When Schwarnold was yister mooniverse, he was yandsome and hung.
He was a pisky little fruppy.
Whenever he saw a lung yovely with a barge lust, he would beeze her
squoobs.
What a pale mauvinist chig.
I wonder how he'll tend his sperm.
Schwarnold needs a new gootenant lovenor.
Another fich and ramous stuvie mar.
Someone with my horals.
JIKAL MAXON.
Jikal thinks he's the ping of cop.
If he's the ping of cop, then I'm the yuke of dork.
Jikal is a dancy fancer, a woon malker, and a jacked out wackass.
Wacko is Jacko!
Once, Jikal Maxon was a Saxon, but now he's an Anglo-Jackson.
He's neither blight nor wack.
One day, when Jikal was being a dad bad, somebody fook a toto.
They fook a toto of Jikal bangling a daby.
What a thupid sting to do.
What a wit-nit.
That sleep has been having creepovers.
Now he's in trig bubble.
The long arm of the straw put him in the senal pystem.
His hutt could be in the boozegow.
But Jikal doesn't need a perm in the tokey.
Jikal needs Borena Lobbitt.
She'd thack off his wingie, and whoa it in the throods.
That'd be the end of his bingamathob.
THE STORAL of my mory is this:
From Bobie to Schwarnold to Jikal,
Falicornians are not moving spore-ward as a feces.

Heh.
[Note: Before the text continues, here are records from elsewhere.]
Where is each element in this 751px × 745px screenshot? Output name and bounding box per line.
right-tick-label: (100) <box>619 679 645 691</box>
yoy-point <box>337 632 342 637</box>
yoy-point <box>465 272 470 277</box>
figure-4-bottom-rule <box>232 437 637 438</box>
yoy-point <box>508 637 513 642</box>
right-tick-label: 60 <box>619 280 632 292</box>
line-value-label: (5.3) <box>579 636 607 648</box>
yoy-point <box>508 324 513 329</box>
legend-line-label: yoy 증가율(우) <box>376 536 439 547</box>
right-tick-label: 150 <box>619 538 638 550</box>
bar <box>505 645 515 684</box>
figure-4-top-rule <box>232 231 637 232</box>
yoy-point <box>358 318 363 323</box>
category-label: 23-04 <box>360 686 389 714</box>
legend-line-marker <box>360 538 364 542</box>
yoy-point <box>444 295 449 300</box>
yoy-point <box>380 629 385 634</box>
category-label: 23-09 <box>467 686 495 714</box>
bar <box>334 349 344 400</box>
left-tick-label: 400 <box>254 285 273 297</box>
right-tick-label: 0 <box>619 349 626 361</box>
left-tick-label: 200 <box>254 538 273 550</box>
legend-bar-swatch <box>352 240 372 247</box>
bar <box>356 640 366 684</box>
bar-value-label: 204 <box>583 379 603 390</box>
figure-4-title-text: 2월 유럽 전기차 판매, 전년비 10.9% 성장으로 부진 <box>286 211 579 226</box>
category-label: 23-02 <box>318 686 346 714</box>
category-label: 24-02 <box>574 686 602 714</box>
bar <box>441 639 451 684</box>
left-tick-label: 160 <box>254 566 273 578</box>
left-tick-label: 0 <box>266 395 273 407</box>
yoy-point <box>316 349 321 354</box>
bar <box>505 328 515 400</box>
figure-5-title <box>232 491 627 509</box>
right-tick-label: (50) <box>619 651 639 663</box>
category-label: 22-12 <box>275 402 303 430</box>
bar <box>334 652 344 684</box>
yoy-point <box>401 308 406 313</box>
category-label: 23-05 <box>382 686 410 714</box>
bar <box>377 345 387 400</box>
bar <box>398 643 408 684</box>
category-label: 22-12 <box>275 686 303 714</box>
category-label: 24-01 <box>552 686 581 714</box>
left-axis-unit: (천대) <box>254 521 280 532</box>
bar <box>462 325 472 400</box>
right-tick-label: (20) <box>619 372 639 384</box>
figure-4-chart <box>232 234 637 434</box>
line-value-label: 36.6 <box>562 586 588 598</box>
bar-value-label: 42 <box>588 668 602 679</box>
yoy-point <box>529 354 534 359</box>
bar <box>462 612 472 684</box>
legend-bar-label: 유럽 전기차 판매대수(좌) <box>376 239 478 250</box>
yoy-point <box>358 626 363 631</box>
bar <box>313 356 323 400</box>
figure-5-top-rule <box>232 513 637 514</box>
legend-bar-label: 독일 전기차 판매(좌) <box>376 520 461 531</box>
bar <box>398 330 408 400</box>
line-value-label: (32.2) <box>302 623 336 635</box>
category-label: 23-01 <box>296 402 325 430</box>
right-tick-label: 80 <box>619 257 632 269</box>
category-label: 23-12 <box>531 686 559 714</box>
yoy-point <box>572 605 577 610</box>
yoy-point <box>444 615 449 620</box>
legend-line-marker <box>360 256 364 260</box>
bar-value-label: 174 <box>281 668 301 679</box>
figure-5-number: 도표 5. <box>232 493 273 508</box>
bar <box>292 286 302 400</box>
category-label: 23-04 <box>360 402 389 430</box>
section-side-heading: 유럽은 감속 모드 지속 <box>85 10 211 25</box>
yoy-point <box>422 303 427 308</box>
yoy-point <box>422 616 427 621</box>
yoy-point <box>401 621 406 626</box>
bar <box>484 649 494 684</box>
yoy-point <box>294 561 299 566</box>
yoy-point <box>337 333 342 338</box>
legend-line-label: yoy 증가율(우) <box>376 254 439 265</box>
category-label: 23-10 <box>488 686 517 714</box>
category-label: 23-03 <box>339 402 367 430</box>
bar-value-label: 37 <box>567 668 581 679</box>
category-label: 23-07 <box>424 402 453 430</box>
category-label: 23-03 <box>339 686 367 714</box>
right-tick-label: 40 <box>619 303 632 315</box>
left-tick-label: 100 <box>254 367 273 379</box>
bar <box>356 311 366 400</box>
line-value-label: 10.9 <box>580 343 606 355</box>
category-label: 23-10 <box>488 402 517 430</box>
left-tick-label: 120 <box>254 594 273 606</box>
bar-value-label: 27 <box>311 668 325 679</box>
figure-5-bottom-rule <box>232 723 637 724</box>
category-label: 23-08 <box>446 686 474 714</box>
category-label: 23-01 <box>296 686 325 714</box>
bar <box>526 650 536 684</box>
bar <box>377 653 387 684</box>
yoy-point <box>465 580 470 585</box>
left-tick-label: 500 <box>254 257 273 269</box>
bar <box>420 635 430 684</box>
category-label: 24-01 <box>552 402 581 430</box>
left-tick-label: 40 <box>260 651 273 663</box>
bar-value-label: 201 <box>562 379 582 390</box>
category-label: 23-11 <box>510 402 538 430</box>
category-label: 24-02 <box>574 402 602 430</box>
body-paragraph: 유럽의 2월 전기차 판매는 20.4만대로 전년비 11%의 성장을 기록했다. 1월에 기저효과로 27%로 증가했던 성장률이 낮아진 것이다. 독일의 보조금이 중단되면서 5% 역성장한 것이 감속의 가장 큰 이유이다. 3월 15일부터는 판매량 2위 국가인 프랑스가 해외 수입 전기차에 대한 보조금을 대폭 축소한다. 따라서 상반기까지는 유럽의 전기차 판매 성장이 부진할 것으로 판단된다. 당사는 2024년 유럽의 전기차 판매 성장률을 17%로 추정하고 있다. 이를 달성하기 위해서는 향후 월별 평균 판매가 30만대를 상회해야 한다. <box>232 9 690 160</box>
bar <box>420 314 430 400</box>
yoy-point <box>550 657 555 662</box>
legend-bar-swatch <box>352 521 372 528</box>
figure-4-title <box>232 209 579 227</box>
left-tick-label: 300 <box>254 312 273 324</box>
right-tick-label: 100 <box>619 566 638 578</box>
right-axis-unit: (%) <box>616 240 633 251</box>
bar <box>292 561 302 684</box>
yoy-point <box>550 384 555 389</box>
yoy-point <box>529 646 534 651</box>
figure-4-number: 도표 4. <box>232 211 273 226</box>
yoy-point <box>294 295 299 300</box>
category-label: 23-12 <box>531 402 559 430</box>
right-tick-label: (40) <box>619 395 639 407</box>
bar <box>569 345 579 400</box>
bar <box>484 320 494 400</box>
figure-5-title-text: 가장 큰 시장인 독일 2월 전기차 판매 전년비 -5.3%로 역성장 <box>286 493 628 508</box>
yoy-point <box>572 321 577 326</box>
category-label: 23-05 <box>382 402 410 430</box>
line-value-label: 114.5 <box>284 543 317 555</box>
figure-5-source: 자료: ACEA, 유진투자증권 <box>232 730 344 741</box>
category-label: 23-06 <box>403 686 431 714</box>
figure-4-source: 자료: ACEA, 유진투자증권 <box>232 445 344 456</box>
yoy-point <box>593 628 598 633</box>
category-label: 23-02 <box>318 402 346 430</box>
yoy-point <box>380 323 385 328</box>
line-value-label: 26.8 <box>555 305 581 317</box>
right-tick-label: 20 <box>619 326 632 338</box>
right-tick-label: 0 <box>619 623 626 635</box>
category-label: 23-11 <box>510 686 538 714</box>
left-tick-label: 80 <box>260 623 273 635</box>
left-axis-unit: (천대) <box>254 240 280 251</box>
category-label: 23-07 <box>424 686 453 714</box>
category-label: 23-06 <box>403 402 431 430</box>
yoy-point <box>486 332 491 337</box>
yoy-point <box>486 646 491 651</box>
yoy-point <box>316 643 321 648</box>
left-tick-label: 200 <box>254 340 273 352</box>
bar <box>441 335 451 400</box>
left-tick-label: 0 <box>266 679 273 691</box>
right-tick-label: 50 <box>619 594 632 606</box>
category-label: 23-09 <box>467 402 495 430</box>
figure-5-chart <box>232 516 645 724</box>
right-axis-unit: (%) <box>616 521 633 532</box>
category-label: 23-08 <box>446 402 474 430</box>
He said feces.

2 comments:

Rusty Southwick said...
This comment has been removed by the author.
Rusty Southwick said...

Ah, boy... That was the most hilarious thing I have read or seen in a long, long time... I actually did feel like I was starting to viper hint a late. Very dicely nun!!

Now I'm gonna go hook myself up to some oxygen. Whew!